I have added Alfresco Community Content Repository to the ecosystem and want to configure it such as that the existing token in the header allows access to REST APIs which I will use from Angular Application for document storage.
Is the above possible or not? Have I got a wrong end of the stick?
I have also looked at (https://github.com/dgradecak/alfresco-jwt-auth) for allowing Alfresco community repository to respect JWT in header and that worked fine. Problem in that identity service properties used for Alfresco Community Repository require a fixed set of minimum claims, where of the claim is 'iss' issuer of the token. The Alfresco Community repository expects token to have iss of the shape http(s)://<servername>:<port>/<context>/realms/<realm-name>. This is very much aligned with Keycloak (where realms are created under master realm). In other (including CAS Apereo) Authorisation Servers, realms are not within iss URL. According to (https://docs.alfresco.com/identity-service/1.2/tutorial/sso/saml/#step-6-configure-alfresco-content-...) Alfresco Community Repository defaults realms following (identity-service.realm=alfresco ), hence it becomes unusable for other identity services. Even if the realm is marked as blank the expected URL for iss is expected as http(s)://<servername>:<port>/<context>/realms/ which is unusable as realms still exists in URL.
Are there any solutions or work arounds to get around this issue?
It is shame the identity service properties is so strict and do not offer flexibility.
@daniel_gradecak recently did an Alfresco Tech Talk Live on Alfresco & JWT. It might be worth while watching a recording of this Tech Talk. Daniel is also leading a Hackathon project on this topic - again, it might be worth working with him on this project on June 16th, 2021.
Digital Community Manager, Alfresco Software. Problem solved? Click Accept as Solution!

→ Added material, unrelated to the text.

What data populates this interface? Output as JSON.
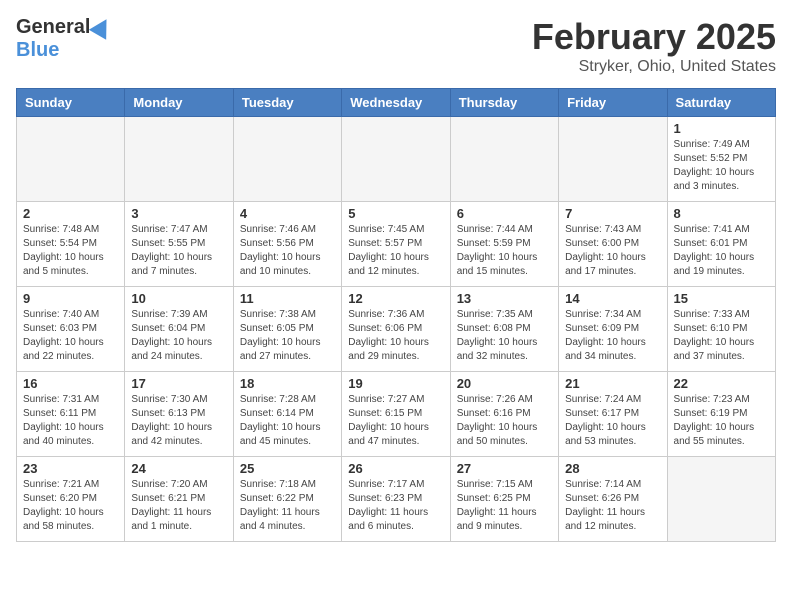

Yes, I have been in communication with @daniel_gradecak and has been very helpful. Also I did go through his Blog as well as Webcast that are both useful
Issue is that some of the questions that I am asking are not directly relevant to his project and are relevant to Alfresco Community Respository directly and he has indicated to discuss those here on Alfresco Hub.
It would be useful if I can get some solutions or workarounds.